Abstract

Historical accounts (ca 17th–19th centuries ce) are valuable for understanding how and where past Native American cultures used fire as a land management tool. Previous research has compiled and interpreted accounts, but methods of compiling them remains less systematic, leaving open the possibility that undiscovered accounts exist. This study uses information retrieval methods to locate accounts of Native American burning within digitized historical documents. Utilizing known accounts from digitized documents, this research develops a model to rank text portions within unread documents based on their predicted relevance. The model used frequencies of key terms and related textual features as predictors, and the presence and absence of accounts within text portions as the dependent variable.

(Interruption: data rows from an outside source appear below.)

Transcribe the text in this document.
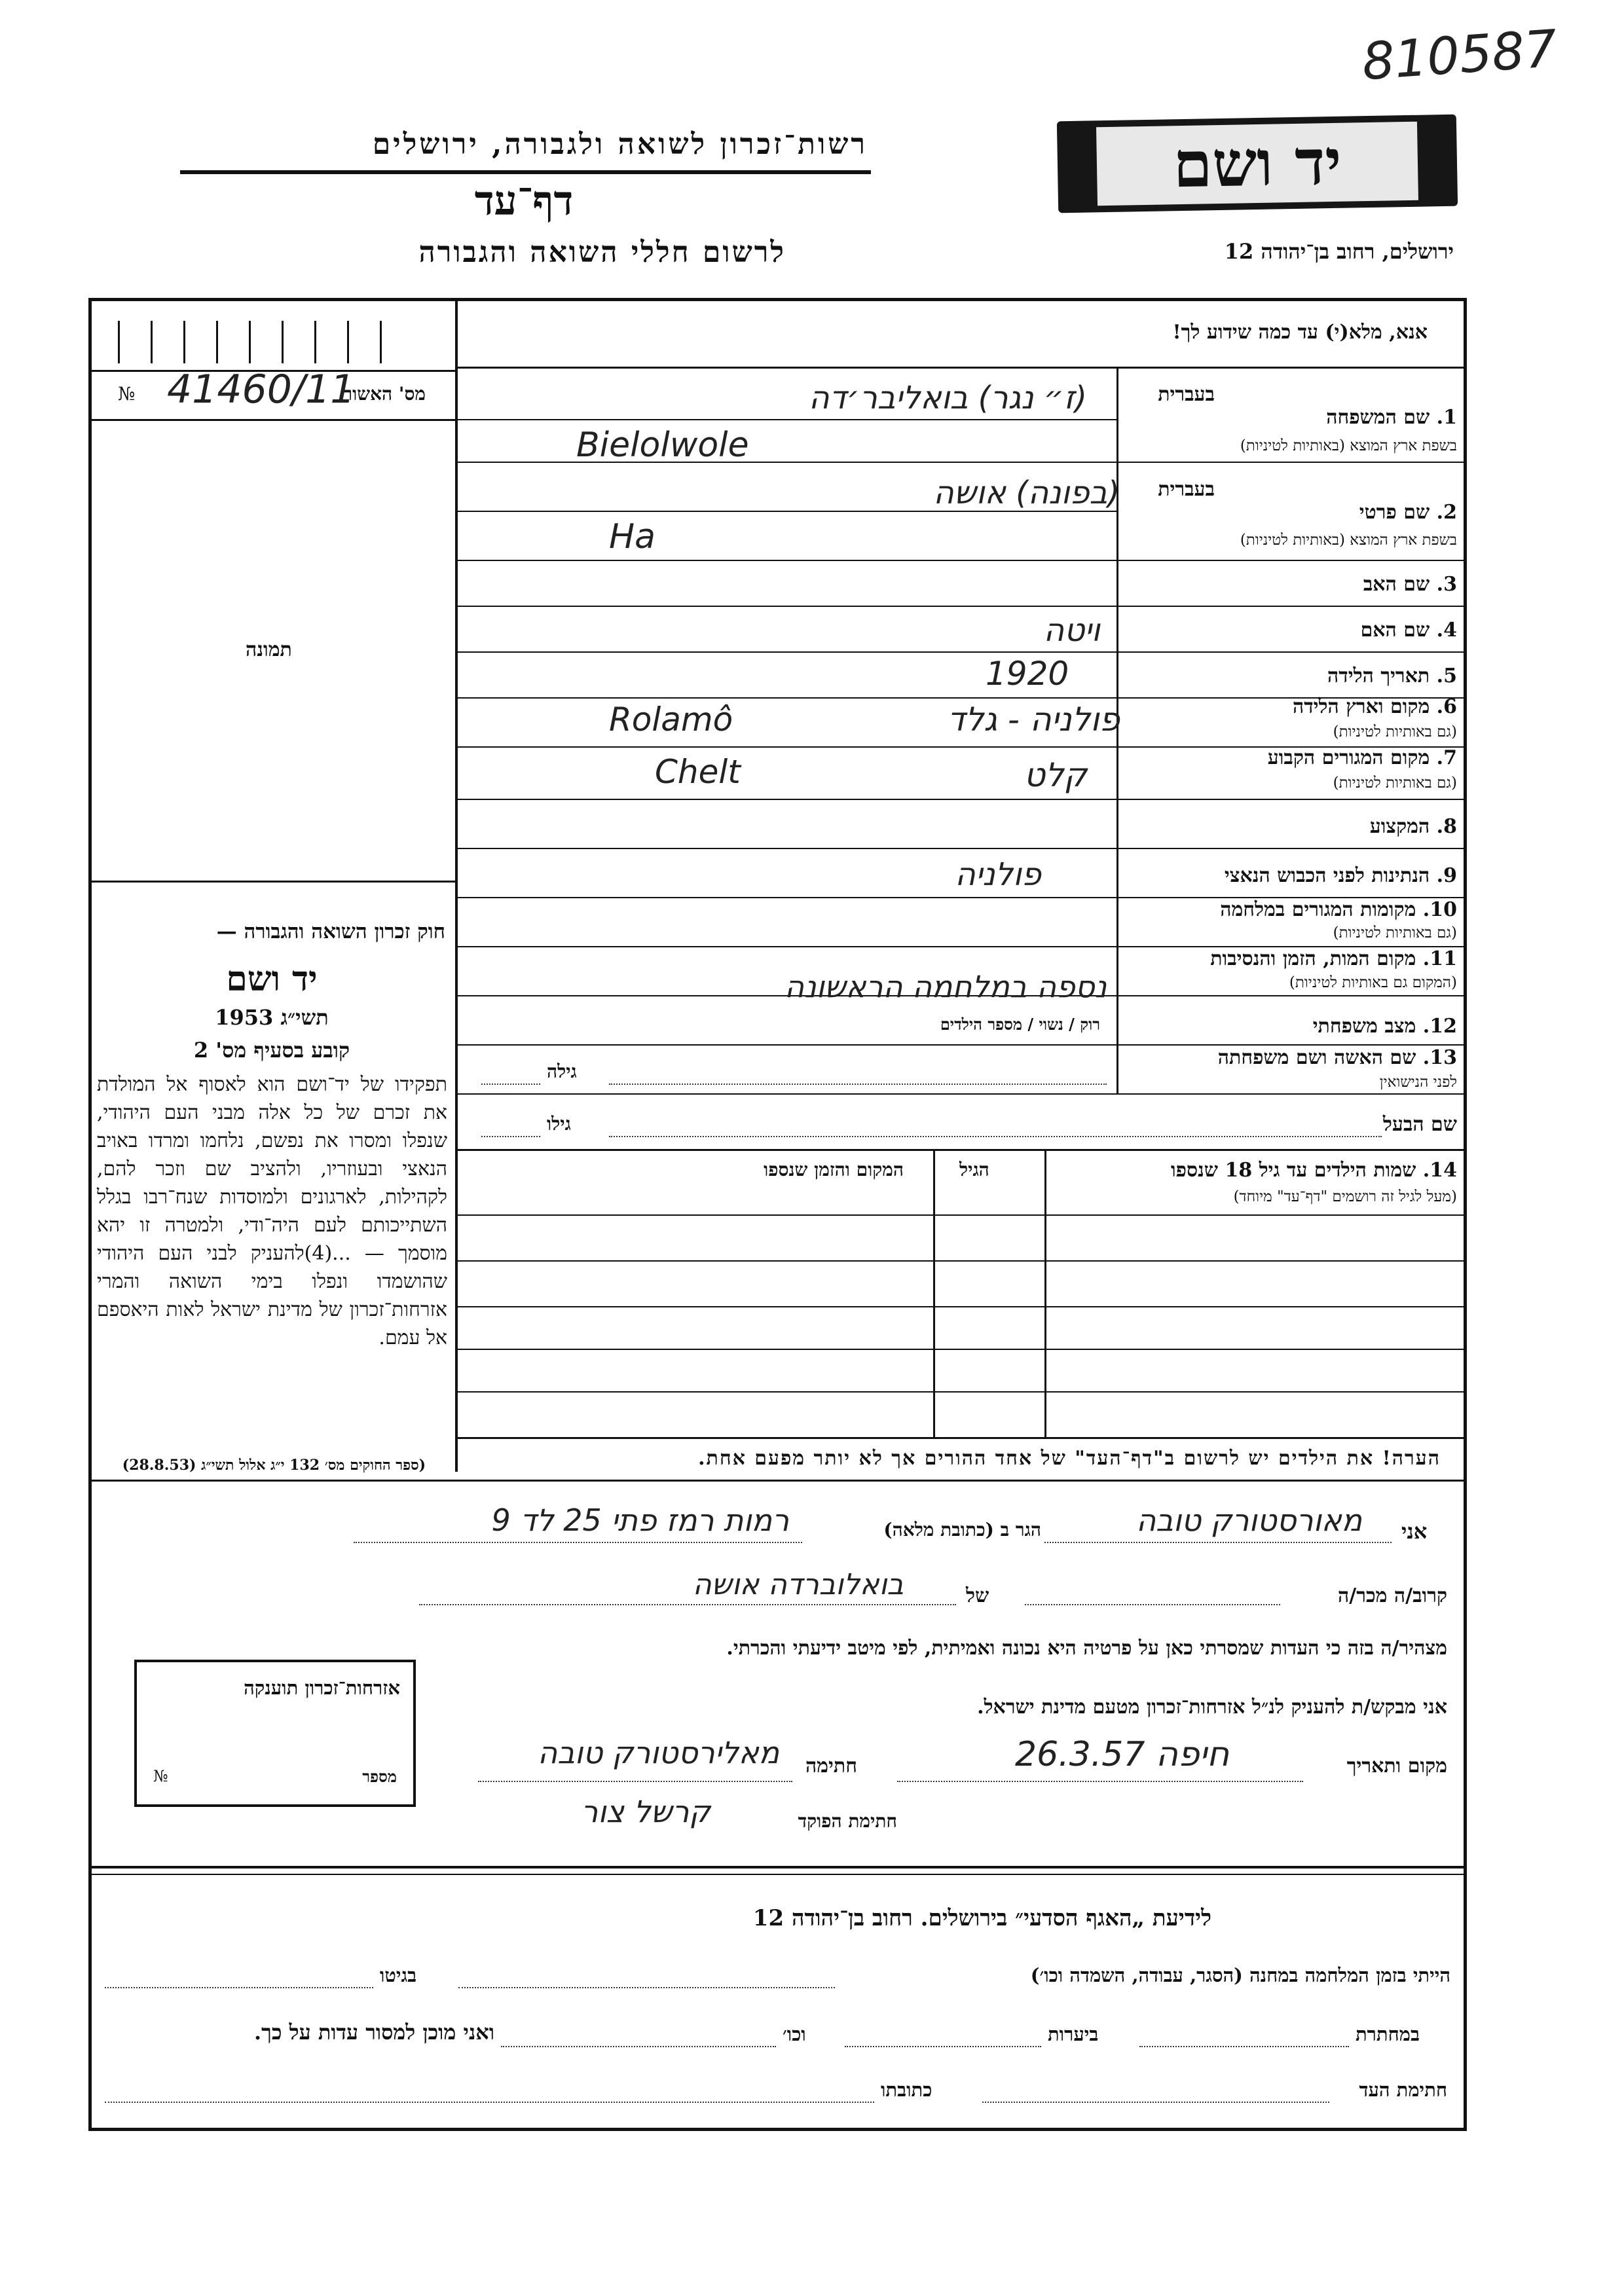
810587
יד ושם
ירושלים, רחוב בן־יהודה 12
רשות־זכרון לשואה ולגבורה, ירושלים
דף־עד
לרשום חללי השואה והגבורה
מס' האשור
№ 41460/11
תמונה
חוק זכרון השואה והגבורה —
יד ושם
תשי״ג 1953
קובע בסעיף מס' 2
תפקידו של יד־ושם הוא לאסוף אל המולדת את זכרם של כל אלה מבני העם היהודי, שנפלו ומסרו את נפשם, נלחמו ומרדו באויב הנאצי ובעוזריו, ולהציב שם וזכר להם, לקהילות, לארגונים ולמוסדות שנח־רבו בגלל השתייכותם לעם היה־ודי, ולמטרה זו יהא מוסמך — ...(4)להעניק לבני העם היהודי שהושמדו ונפלו בימי השואה והמרי אזרחות־זכרון של מדינת ישראל לאות היאספם אל עמם.
(ספר החוקים מס׳ 132 י״ג אלול תשי״ג (28.8.53)
אנא, מלא(י) עד כמה שידוע לך!
בעברית
1. שם המשפחה
בשפת ארץ המוצא (באותיות לטיניות)
(ז״ נגר) בואליבר׳דה
Bielolwole
בעברית
2. שם פרטי
בשפת ארץ המוצא (באותיות לטיניות)
(בפונה) אושה
Ha
3. שם האב
4. שם האם
ויטה
5. תאריך הלידה
1920
6. מקום וארץ הלידה
(גם באותיות לטיניות)
Rolamô	פולניה - גלד
7. מקום המגורים הקבוע
(גם באותיות לטיניות)
Chelt	קלט
8. המקצוע
9. הנתינות לפני הכבוש הנאצי
פולניה
10. מקומות המגורים במלחמה
(גם באותיות לטיניות)
11. מקום המות, הזמן והנסיבות
(המקום גם באותיות לטיניות)
נספה במלחמה הראשונה
רוק / נשוי / מספר הילדים	12. מצב משפחתי
13. שם האשה ושם משפחתה
לפני הנישואין
גילה
שם הבעל
גילו
14. שמות הילדים עד גיל 18 שנספו
(מעל לגיל זה רושמים "דף־עד" מיוחד)
הגיל
המקום והזמן שנספו
הערה! את הילדים יש לרשום ב"דף־העד" של אחד ההורים אך לא יותר מפעם אחת.
אני
מאורסטורק טובה
הגר ב (כתובת מלאה)
רמות רמז פתי 25 לד 9
קרוב/ה מכר/ה
של
בואלוברדה אושה
מצהיר/ה בזה כי העדות שמסרתי כאן על פרטיה היא נכונה ואמיתית, לפי מיטב ידיעתי והכרתי.
אני מבקש/ת להעניק לנ״ל אזרחות־זכרון מטעם מדינת ישראל.
מקום ותאריך
חיפה 26.3.57
חתימה
מאלירסטורק טובה
חתימת הפוקד
קרשל צור
אזרחות־זכרון תוענקה
מספר
№
לידיעת „האגף הסדעי״ בירושלים. רחוב בן־יהודה 12
הייתי בזמן המלחמה במחנה (הסגר, עבודה, השמדה וכו׳)
בגיטו
במחתרת
ביערות
וכו׳
ואני מוכן למסור עדות על כך.
חתימת העד
כתובתו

Within 121 documents related to western New York State (NYS), USA, this study discovered 40 accounts including 28 in western NYS. Of accounts in western NYS, 12 accounts (describing 21 locations) made explicit connections to Native American burning, were resolvable to town-level or finer resolution, and were not derivative of other texts. To locate all known accounts, the model aided in reducing the amount of text to read to only 0.61% of total. Locations of burning were 0.0 to 16.2 km (median = 5.6 km) from the nearest Native American village area, and 0.1 to 12.5 km (median = 1.5 km) from the nearest trail. This study demonstrates how information retrieval can discover accounts of Native American burning, and suggests that undiscovered historical accounts exist that may advance historical, cultural, and ecological understandings of burning practices.